The Gardens Between is a puzzle game where you manipulate time to solve the challenges ahead. Each of the puzzles is a fragment of a memory shared between childhood friends Arina and Frendt, and is shaped like a tower that has to be ascended with a glowing orb. The puzzles have many different obstacles from paths that disappear while holding the orb, to finding specific information within the environment that needs to be input elsewhere. And of course it’s all about the movement of time to get the solution.
The time mechanics are simple. When you move the characters forward time follows suit, while if you move back then time reverses to start resetting the level. It’s a feature that has been designed really well – though some may remember a similar idea within Braid – adding a dynamism that makes each movement mean a lot. There’s no limit on how many times you can play with time, which is helpful for some of the more challenging puzzles, and they’ve been designed so you can focus on one part at a time to make progress.

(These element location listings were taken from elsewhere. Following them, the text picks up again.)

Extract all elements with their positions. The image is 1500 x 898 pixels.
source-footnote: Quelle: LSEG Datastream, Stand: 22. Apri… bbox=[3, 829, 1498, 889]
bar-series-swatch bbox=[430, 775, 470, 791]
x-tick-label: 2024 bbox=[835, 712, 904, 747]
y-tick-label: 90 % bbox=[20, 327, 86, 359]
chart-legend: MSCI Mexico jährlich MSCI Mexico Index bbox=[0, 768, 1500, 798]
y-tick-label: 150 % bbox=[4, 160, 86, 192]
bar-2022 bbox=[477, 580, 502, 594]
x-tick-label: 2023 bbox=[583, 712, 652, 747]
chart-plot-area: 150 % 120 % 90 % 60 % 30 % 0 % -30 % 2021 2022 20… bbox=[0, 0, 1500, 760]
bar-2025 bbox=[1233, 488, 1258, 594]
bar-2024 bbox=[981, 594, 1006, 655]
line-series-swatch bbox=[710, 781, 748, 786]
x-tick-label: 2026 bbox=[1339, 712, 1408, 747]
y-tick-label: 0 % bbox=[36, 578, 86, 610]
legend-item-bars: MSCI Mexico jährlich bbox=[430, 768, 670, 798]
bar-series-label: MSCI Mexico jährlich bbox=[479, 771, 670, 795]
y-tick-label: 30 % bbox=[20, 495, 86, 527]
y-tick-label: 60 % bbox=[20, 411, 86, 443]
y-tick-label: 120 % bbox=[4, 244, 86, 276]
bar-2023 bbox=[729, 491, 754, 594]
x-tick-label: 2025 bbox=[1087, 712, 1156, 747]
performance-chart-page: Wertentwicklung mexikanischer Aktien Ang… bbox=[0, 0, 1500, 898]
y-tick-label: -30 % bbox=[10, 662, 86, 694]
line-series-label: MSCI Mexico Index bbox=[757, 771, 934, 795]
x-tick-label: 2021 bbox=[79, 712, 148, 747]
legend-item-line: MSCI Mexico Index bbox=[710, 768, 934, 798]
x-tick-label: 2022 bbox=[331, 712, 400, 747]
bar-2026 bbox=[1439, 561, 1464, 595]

There’s no overwhelming deluge of information which allows you to narrow your focus, and which in turn leads to those eureka moments.
The puzzles aren’t especially hard for the most part and will usually take only a few minutes to complete, and while it can be completed in around two and a half hours, making it a rather short game, the length fits it perfectly. The plot of the game is told through the memory fragments but it isn’t a plot that requires a lot of exposition or depth as each memory is a time the two protagonists spent together doing things friends do. There’s no dialogue to speak of, with interactions between the characters coming through their actions and movements.
The design of The Gardens Between looks great with puzzle environments standing out for their colourful palettes, and the animations of the world. The musical score is also well composed and lends an otherworldly vibe, which is perfect for the abstract world of memories the two friends find themselves in. On PS4 there were only a couple of issues when it came to performance with a slight freeze between the end of a puzzle and the transition to memory, but other than that The Gardens Between runs very well.
The Gardens Between is a short and simple adventure that holds a lot of charm. It plays upon the nostalgia we all have for childhood and focusses on experiences we’ve left behind in adulthood. It’s also distinctly bittersweet in how it deals with the nature of change within relationships. While it’s not the longest game, it’s perfectly put together, and though the puzzles aren’t too difficult, the way they’re crafted should be praised as should the whole package.